GML Lindwer and Held 02
Under the (technological) leadership of Menno Lindwer (left) and Ingolf Held (right), GML has been quietly building its team and product portfolio. Credit: Grai Matter Labs

35 mW and 20 µs

Neuronflow draws from neuromorphic and dataflow paradigms to solve core problems for real-world AI applications. The technology is designed for multiple types of computation: digital signal processing, machine learning inference, procedural computation and mixtures of these.
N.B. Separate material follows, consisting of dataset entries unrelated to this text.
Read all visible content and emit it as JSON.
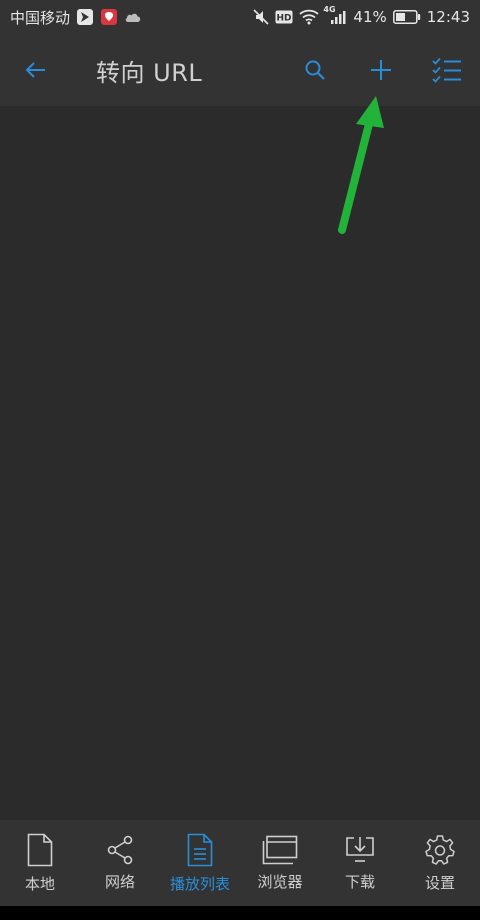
{
  "status_bar": {
    "carrier": "中国移动",
    "battery_percent": "41%",
    "time": "12:43",
    "network": "4G",
    "icons": [
      "send-icon",
      "app-notification-icon",
      "cloud-icon",
      "mute-icon",
      "hd-icon",
      "wifi-icon",
      "signal-icon",
      "battery-icon"
    ]
  },
  "toolbar": {
    "title": "转向 URL",
    "accent_color": "#2a8dd8",
    "actions": [
      "back-icon",
      "search-icon",
      "add-icon",
      "select-list-icon"
    ]
  },
  "bottom_nav": {
    "items": [
      {
        "label": "本地",
        "icon": "file-icon",
        "active": false
      },
      {
        "label": "网络",
        "icon": "share-icon",
        "active": false
      },
      {
        "label": "播放列表",
        "icon": "playlist-icon",
        "active": true
      },
      {
        "label": "浏览器",
        "icon": "browser-icon",
        "active": false
      },
      {
        "label": "下载",
        "icon": "download-icon",
        "active": false
      },
      {
        "label": "设置",
        "icon": "gear-icon",
        "active": false
      }
    ]
  },
  "annotation": {
    "color": "#22b43a",
    "points_to": "add-icon"
  }
}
One of its breakthroughs is dynamic dataflow processing of real-time data, which drastically reduces application latency.

The underlying architecture utilizes in-memory compute with a mesh of cores and local neuron/synapse memories, avoiding the memory bottleneck of the traditional Von Neumann model. The neuron cores process 8 or 16-bit data, are event-triggered and connected through a packet-switched network-on-chip. By only processing and propagating the sparse change events, the system has much less work to do and uses much less power.

Based on Neuronflow, the fully digital Grai One chip measures 20 mm2 in TSMC 28nm technology and implements a mesh of 196 neuron cores with local memories for a total of 200,000 neurons. It provides a GPIO interface to offload latency-critical AI workloads. At 100 percent neuron core utilization, the chip consumes as little as 35 mW and has a latency as low as 20 µs. For keyword spotting, the latency was benchmarked below 3 µs, while for hand gesture recognition, it was even below 1 µs.

Neuronflow and its future silicon implementations are supported by GML’s Graiflow SDK. It’s capable of both conventional program execution and machine learning computation via industry-standard languages like Tensorflow, Python and C++. The kit includes a graphical editor, compute and network APIs, a mapper, a simulator, a debugger, a code generator and full runtime support.